Il 25 ottobre la società cilena ha compiuto un passo storico, approvando il referendum che dà inizio a un processo costituzionale per uscire dalla struttura imposta dalla dittatura civile-militare di Augusto Pinochet. Si apre così un percorso di possibilità di transizione verso una struttura statale che garantisca più diritti sociali, dove si fanno strada anche le rivendicazioni femministe. Qual è l’attuale panorama costituzionale rispetto alle disuguaglianze e alla violenza di genere? Cosa bisogna modificare per eliminare gli ostacoli a questa lotta?
La settimana dal 14 al 18 ottobre 2019 segnava una svolta nella storia del Cile. Il giorno prima, il governo aveva aumentato il prezzo dei biglietti della metropolitana, provvedimento a cui si sono sommate altre modifiche che stavano facendo perdere la pazienza alla popolazione. “Chi si alza all’alba potrà godere di una tariffa più bassa”, aveva detto il ministro dell’Economia Juan Fontaine. Con i social network gli studenti delle superiori, in particolare del Liceo de Aplicación e dell’Instituto Nacional, hanno organizzato una campagna per eludere i pagamenti su vasta scala. La mobilitazione, iniziata nel centro di Santiago, si è rapidamente diffusa nelle stazioni di altre aree della città, moltiplicandosi in proteste sparse in diverse regioni del paese. “Non sono trenta pesos, sono trent’anni”, una delle frasi che sintetizzano perfettamente questa svolta degli eventi, che ha scatenato un’esplosione non solo nel paese, ma anche per la destra latinoamericana: quella tradizione neoliberista che ergeva il Cile a esempio di stabilità economica, sociale e istituzionale si era finalmente incrinata grazie alla mobilitazione del popolo.

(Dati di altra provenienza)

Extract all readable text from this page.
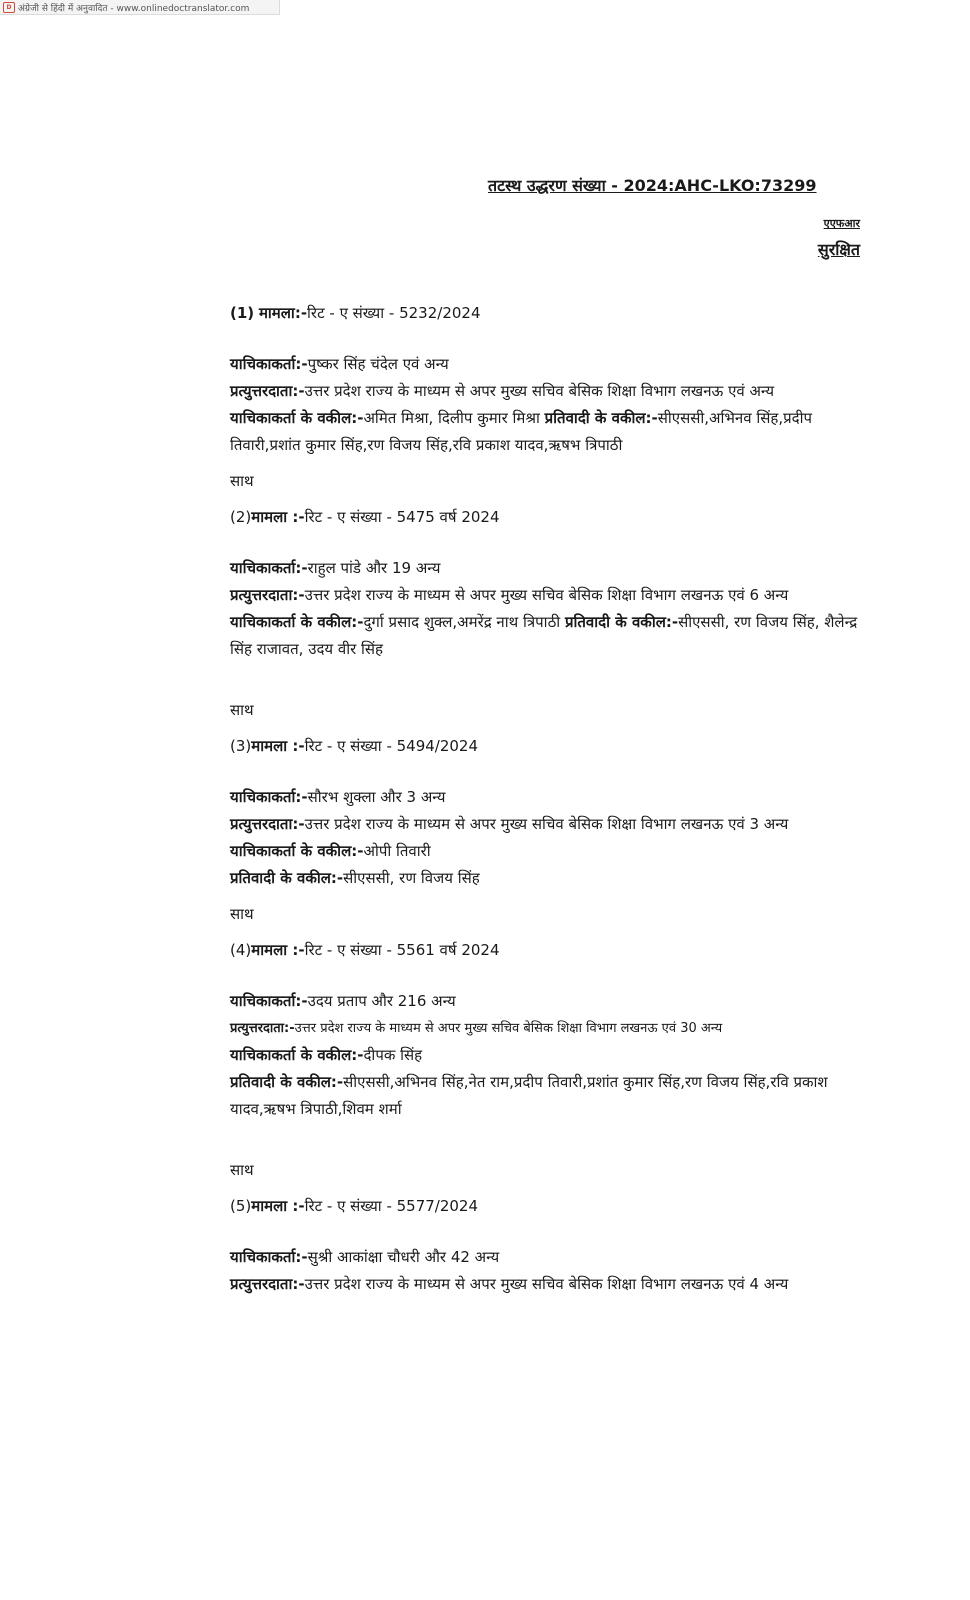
D अंग्रेजी से हिंदी में अनुवादित - www.onlinedoctranslator.com
तटस्थ उद्धरण संख्या - 2024:AHC-LKO:73299
एएफआर
सुरक्षित

(1) मामला:-रिट - ए संख्या - 5232/2024

याचिकाकर्ता:-पुष्कर सिंह चंदेल एवं अन्य

प्रत्युत्तरदाता:-उत्तर प्रदेश राज्य के माध्यम से अपर मुख्य सचिव बेसिक शिक्षा विभाग लखनऊ एवं अन्य

याचिकाकर्ता के वकील:-अमित मिश्रा, दिलीप कुमार मिश्रा प्रतिवादी के वकील:-सीएससी,अभिनव सिंह,प्रदीप तिवारी,प्रशांत कुमार सिंह,रण विजय सिंह,रवि प्रकाश यादव,ऋषभ त्रिपाठी

साथ

(2)मामला :-रिट - ए संख्या - 5475 वर्ष 2024

याचिकाकर्ता:-राहुल पांडे और 19 अन्य

प्रत्युत्तरदाता:-उत्तर प्रदेश राज्य के माध्यम से अपर मुख्य सचिव बेसिक शिक्षा विभाग लखनऊ एवं 6 अन्य

याचिकाकर्ता के वकील:-दुर्गा प्रसाद शुक्ल,अमरेंद्र नाथ त्रिपाठी प्रतिवादी के वकील:-सीएससी, रण विजय सिंह, शैलेन्द्र सिंह राजावत, उदय वीर सिंह

साथ

(3)मामला :-रिट - ए संख्या - 5494/2024

याचिकाकर्ता:-सौरभ शुक्ला और 3 अन्य

प्रत्युत्तरदाता:-उत्तर प्रदेश राज्य के माध्यम से अपर मुख्य सचिव बेसिक शिक्षा विभाग लखनऊ एवं 3 अन्य

याचिकाकर्ता के वकील:-ओपी तिवारी

प्रतिवादी के वकील:-सीएससी, रण विजय सिंह

साथ

(4)मामला :-रिट - ए संख्या - 5561 वर्ष 2024

याचिकाकर्ता:-उदय प्रताप और 216 अन्य

प्रत्युत्तरदाता:-उत्तर प्रदेश राज्य के माध्यम से अपर मुख्य सचिव बेसिक शिक्षा विभाग लखनऊ एवं 30 अन्य

याचिकाकर्ता के वकील:-दीपक सिंह

प्रतिवादी के वकील:-सीएससी,अभिनव सिंह,नेत राम,प्रदीप तिवारी,प्रशांत कुमार सिंह,रण विजय सिंह,रवि प्रकाश यादव,ऋषभ त्रिपाठी,शिवम शर्मा

साथ

(5)मामला :-रिट - ए संख्या - 5577/2024

याचिकाकर्ता:-सुश्री आकांक्षा चौधरी और 42 अन्य

प्रत्युत्तरदाता:-उत्तर प्रदेश राज्य के माध्यम से अपर मुख्य सचिव बेसिक शिक्षा विभाग लखनऊ एवं 4 अन्य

Quella che era cominciata come una manifestazione considerata da molti media “infantile” è diventata rapidamente il primo passo per arrivare a mettere in discussione le basi stesse della disuguaglianza, perpetuatasi a partire dalla dittatura civile-militare di Augusto Pinochet. Il 15 novembre 2019, un mese dopo le prime proteste, i parlamentari dell’opposizione e del partito al potere si sono riuniti per discutere un processo costituente, in un’alleanza chiamata “Accordo per la pace sociale”, che ha prodotto la richiesta di un referendum. La destra ha concesso la modifica di regole fortemente radicate dalla Costituzione del 1980, in vista di un ritorno al comando, dopo che le immagini della brutale repressione di quelle settimane avevano fatto il giro del mondo. Gli oltre 30 morti si univano agli arresti, alle sparizioni, ai casi di tortura e abuso sessuale da parte dei carabinieri. Secondo un recente bilancio della Procura nazionale cilena, solo 75 persone sono state perseguite legalmente, delle 4.681 cause di violenza istituzionale tuttora aperte, 8.827 le persone che hanno denunciato i reati.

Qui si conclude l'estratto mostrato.